Jakarta adalah kota utama di Indonesia sebagai ibu kota Negara Republik Indonesia. Hasil survey Badan Pusat Statistik DKI Jakarta tahun 2010, Kota ini telah dihuni oleh 9.588.198 jiwa. Melonjaknya populasi di Jakarta karena Jakarta sebagai pusat segalanya, pusat  pemerintahan, pusat industri dan perekonomian, pusat hiburan, dan pusat perkantoran. Sebagai pusat kegiatan, Jakarta memiliki komposisi etnis yang sangat hereogen, mulai dari etnis pribumi hingga manca  negara. Etnis Betawi, Jawa, Sunda, Minang, Ambon, Bali, Melayu, Thionghoa, Afrika, Arab, dan sebagainya.
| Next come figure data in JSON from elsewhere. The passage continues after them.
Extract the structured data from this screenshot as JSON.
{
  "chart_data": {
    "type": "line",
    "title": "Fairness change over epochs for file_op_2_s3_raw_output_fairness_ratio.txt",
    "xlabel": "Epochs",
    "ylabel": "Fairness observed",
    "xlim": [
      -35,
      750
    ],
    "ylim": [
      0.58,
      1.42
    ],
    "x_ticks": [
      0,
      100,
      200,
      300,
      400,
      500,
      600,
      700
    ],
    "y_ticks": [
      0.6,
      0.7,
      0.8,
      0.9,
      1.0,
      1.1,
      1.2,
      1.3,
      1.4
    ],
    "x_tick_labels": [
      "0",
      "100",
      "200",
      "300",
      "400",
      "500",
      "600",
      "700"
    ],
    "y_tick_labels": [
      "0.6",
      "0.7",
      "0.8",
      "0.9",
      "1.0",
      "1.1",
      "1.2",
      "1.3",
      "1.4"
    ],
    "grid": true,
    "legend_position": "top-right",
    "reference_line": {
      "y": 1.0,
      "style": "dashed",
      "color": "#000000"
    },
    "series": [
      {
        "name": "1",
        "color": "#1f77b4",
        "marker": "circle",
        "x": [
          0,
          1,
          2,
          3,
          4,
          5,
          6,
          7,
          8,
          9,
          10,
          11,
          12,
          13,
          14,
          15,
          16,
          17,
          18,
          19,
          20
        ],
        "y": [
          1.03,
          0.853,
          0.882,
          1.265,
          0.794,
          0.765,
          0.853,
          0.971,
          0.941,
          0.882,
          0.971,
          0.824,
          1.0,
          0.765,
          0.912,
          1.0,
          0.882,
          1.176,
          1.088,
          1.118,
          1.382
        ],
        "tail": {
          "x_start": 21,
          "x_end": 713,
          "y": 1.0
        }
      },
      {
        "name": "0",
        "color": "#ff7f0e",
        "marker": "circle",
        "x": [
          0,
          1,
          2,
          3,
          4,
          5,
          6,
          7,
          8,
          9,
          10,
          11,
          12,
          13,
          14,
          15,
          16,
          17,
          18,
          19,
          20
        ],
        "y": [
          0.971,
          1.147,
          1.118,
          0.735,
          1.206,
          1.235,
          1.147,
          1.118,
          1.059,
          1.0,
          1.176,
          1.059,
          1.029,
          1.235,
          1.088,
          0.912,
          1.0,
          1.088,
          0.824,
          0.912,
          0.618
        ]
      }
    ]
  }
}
Fakta ini sebagai bukti dari cerminan pancasila sila ke-3 yang berbunyi, " Persatuan Indonesia ". Hal ini karena semua etnis hidup dalam satu lingkungan yang sama dengan damai tanpa ada permusuhan antar etnis.
Melihat fakta diatas akan sangat sulit sekali melihat dinding pemisah antar entnis di ibu kota DKI Jakarta ini. Karena sekitar 70 persen penduduk tinggal di pemukiman kumuh, selebihnya di pemukiman elit. Justru di tiap pemukiman tercermin kehidupan multi etnis. Jauh berbeda pada zaman kolonial Belanda terdapat pemisahan pemukiman berdasarkan etnis, kampung Melayu hanya dihuni orang-orang melayu, dan sebagainya. Namun sekarang hal ini sudah tidak tampak, sehingga pertukaran budaya antar etnis tersebut sangat cepat, sehingga nantinya akan menghasilkan suatu kebudayan baru. Selain akulturasi dan asimilasi budaya, terjadi pula campur dan alih kode bahasa antar etnis. campur kode dan alih kode ini juga terjadi pada dialeh tau logat yang terjdai oleh masing-masing etnis. Logat bahasa daerah masing-masing atau bahasa ibu ini telah hilang, bahkan berubah menjadi dialek Betawi asli. Inilah yang menjadikan kita kaya akan bahasa nusantara dan sumber kajian linguistik. Tidak hanya memahami bahasa daerah sendiri, melainkan memahami bahasa daerah lain dan bahasa asing.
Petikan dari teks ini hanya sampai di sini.